Receding Horizon Task and Motion Planning in Changing Environments
This work addresses the problem of robust robotic manipulation in non-static workspaces for robotics researchers, though it is incremental as it builds on existing TAMP approaches with a receding horizon adaptation.
The paper tackles the challenge of Task and Motion Planning (TAMP) in dynamic environments with noisy sensors by proposing an online approximated method that combines geometric reasoning, motion planning, and task planning in a receding horizon fashion. It validates the approach in simulations, showing it handles unexpected changes while maintaining performance comparable to other TAMP methods on static benchmarks.
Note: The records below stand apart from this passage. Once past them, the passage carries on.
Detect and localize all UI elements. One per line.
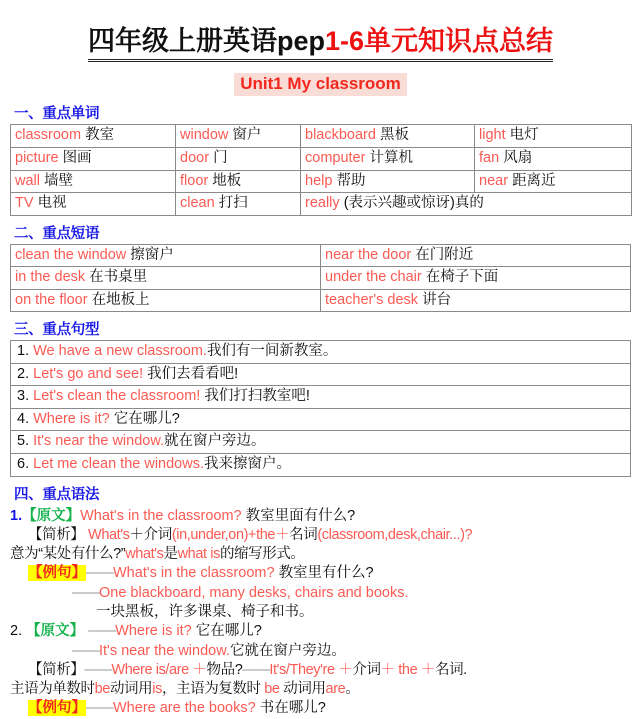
- table-row: [11, 454, 631, 477]
- word-cn: (表示兴趣或惊讶)真的: [343, 195, 484, 212]
- words-table: [10, 124, 632, 215]
- sentence-cell: [11, 386, 631, 409]
- sentence-en: It's near the window.: [33, 433, 165, 450]
- word-cell: [301, 147, 475, 170]
- sentence-cell: [11, 363, 631, 386]
- word-en: clean: [180, 195, 215, 212]
- sentence-cell: [11, 408, 631, 431]
- grammar-item2-source: [10, 622, 631, 641]
- label-example: 【例句】: [28, 565, 86, 582]
- word-en: near: [479, 172, 509, 189]
- sentences-table: [10, 340, 631, 476]
- analysis2-e: 的缩写形式。: [219, 546, 305, 563]
- table-row: [11, 408, 631, 431]
- phrases-table: [10, 244, 631, 313]
- section-heading-sentences: 三、重点句型: [14, 322, 100, 339]
- table-row: [11, 341, 631, 364]
- example-cn: 教室里有什么?: [278, 565, 374, 582]
- phrase-cell: [11, 267, 321, 290]
- word-en: blackboard: [305, 127, 376, 144]
- word-cell: [11, 125, 176, 148]
- word-cell: [301, 170, 475, 193]
- section-heading-words: 一、重点单词: [14, 106, 100, 123]
- grammar-body: [10, 507, 631, 719]
- word-en: help: [305, 172, 333, 189]
- word-cn: 距离近: [512, 172, 556, 189]
- word-cell: [11, 170, 176, 193]
- word-en: light: [479, 127, 506, 144]
- word-en: really: [305, 195, 340, 212]
- word-cn: 教室: [85, 127, 115, 144]
- grammar-item1-analysis: [10, 526, 631, 545]
- phrase-en: clean the window: [15, 246, 127, 263]
- analysis2-b: what's: [125, 546, 164, 563]
- table-row: [11, 147, 632, 170]
- section-heading-grammar: 四、重点语法: [14, 486, 100, 503]
- analysis-c: It's/They're ＋: [269, 661, 353, 678]
- word-cell: [176, 147, 301, 170]
- line2-i: 。: [345, 681, 360, 698]
- word-cn: 黑板: [379, 127, 409, 144]
- grammar-item1-example2: [10, 584, 631, 603]
- sentence-cn: 我们去看看吧!: [147, 365, 239, 382]
- phrase-cn: 在椅子下面: [425, 269, 499, 286]
- word-cell: [301, 125, 475, 148]
- dash-marker: ——: [86, 565, 113, 582]
- phrase-cell: [11, 244, 321, 267]
- page-title: [88, 26, 553, 62]
- phrase-en: in the desk: [15, 269, 86, 286]
- dash-marker: ——: [86, 700, 113, 717]
- sentence-en: Let's go and see!: [33, 365, 144, 382]
- phrase-cn: 擦窗户: [130, 246, 174, 263]
- table-row: [11, 193, 632, 216]
- analysis-f: 名词.: [434, 661, 467, 678]
- sentence-number: 1.: [17, 343, 30, 360]
- analysis2-a: 意为“某处有什么?”: [10, 546, 126, 563]
- line2-h: are: [325, 681, 346, 698]
- table-row: [11, 267, 631, 290]
- line2-a: 主语为单数时: [10, 681, 95, 698]
- sentence-number: 4.: [17, 410, 30, 427]
- analysis2-c: 是: [163, 546, 178, 563]
- grammar-item1-example2-cn: [10, 603, 631, 622]
- unit-title-container: [10, 73, 631, 96]
- word-cn: 地板: [212, 172, 242, 189]
- title-container: [10, 0, 631, 62]
- sentence-cn: 就在窗户旁边。: [164, 433, 266, 450]
- sentence-number: 3.: [17, 388, 30, 405]
- sentence-number: 5.: [17, 433, 30, 450]
- word-en: picture: [15, 149, 59, 166]
- label-example: 【例句】: [28, 700, 86, 717]
- sentence-en: Let's clean the classroom!: [33, 388, 201, 405]
- word-cell-wide: [301, 193, 632, 216]
- line2-d: is: [152, 681, 162, 698]
- analysis-e: ＋ the ＋: [380, 661, 435, 678]
- phrase-en: near the door: [325, 246, 412, 263]
- title-text-red: 1-6单元知识点总结: [324, 26, 554, 56]
- word-cell: [176, 193, 301, 216]
- analysis-c: (in,under,on)+the＋: [171, 526, 290, 543]
- source-cn: 它在哪儿?: [195, 623, 262, 640]
- word-cn: 电视: [37, 195, 67, 212]
- phrase-cn: 在地板上: [91, 291, 150, 308]
- sentence-en: We have a new classroom.: [33, 343, 207, 360]
- source-en: What's in the classroom?: [80, 507, 242, 524]
- table-row: [11, 125, 632, 148]
- word-en: computer: [305, 149, 366, 166]
- word-cell: [176, 125, 301, 148]
- grammar-item-number: 1.: [10, 507, 23, 524]
- phrase-cell: [11, 289, 321, 312]
- answer-cn: 它就在窗户旁边。: [229, 642, 346, 659]
- analysis-e: (classroom,desk,chair...)?: [317, 526, 473, 543]
- table-row: [11, 386, 631, 409]
- source-en: Where is it?: [115, 623, 192, 640]
- phrase-cn: 讲台: [422, 291, 452, 308]
- analysis-b: 物品?: [206, 661, 243, 678]
- line2-b: be: [94, 681, 110, 698]
- sentence-en: Where is it?: [33, 410, 110, 427]
- phrase-en: on the floor: [15, 291, 88, 308]
- word-en: classroom: [15, 127, 82, 144]
- word-cell: [11, 147, 176, 170]
- sentence-cn: 我来擦窗户。: [204, 456, 291, 472]
- dash-marker: ——: [88, 623, 116, 640]
- phrase-en: under the chair: [325, 269, 422, 286]
- word-cell: [475, 170, 632, 193]
- grammar-item-number: 2.: [10, 623, 23, 640]
- example-en: One blackboard, many desks, chairs and books.: [99, 584, 409, 601]
- analysis-a: What's: [88, 526, 130, 543]
- label-analysis: 【简析】: [28, 526, 85, 543]
- analysis-d: 介词: [352, 661, 381, 678]
- line2-c: 动词用: [109, 681, 153, 698]
- label-source: 【原文】: [22, 507, 81, 524]
- grammar-item2-line2: [10, 680, 631, 699]
- grammar-item1-source: [10, 507, 631, 526]
- line2-g: 动词用: [279, 681, 326, 698]
- label-analysis: 【简析】: [28, 661, 85, 678]
- sentence-cell: [11, 454, 631, 477]
- word-cn: 窗户: [232, 127, 262, 144]
- analysis-d: 名词: [289, 526, 318, 543]
- word-en: door: [180, 149, 210, 166]
- word-cell: [475, 147, 632, 170]
- sentence-cn: 它在哪儿?: [113, 410, 180, 427]
- table-row: [11, 170, 632, 193]
- dash-marker: ——: [242, 661, 270, 678]
- grammar-item2-example1: [10, 699, 631, 718]
- word-cell: [475, 125, 632, 148]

Complex manipulation tasks require careful integration of symbolic reasoning and motion planning. This problem, commonly referred to as Task and Motion Planning (TAMP), is even more challenging if the workspace is non-static, e.g. due to human interventions and perceived with noisy non-ideal sensors. This work proposes an online approximated TAMP method that combines a geometric reasoning module and a motion planner with a standard task planner in a receding horizon fashion. Our approach iteratively solves a reduced planning problem over a receding window of a limited number of future actions during the implementation of the actions. Thus, only the first action of the horizon is actually scheduled at each iteration, then the window is moved forward, and the problem is solved again. This procedure allows to naturally take into account potential changes in the scene while ensuring good runtime performance. We validate our approach within extensive experiments in a simulated environment. We showed that our approach is able to deal with unexpected changes in the environment while ensuring comparable performance with respect to other recent TAMP approaches in solving traditional static benchmarks. We release with this paper the open-source implementation of our method.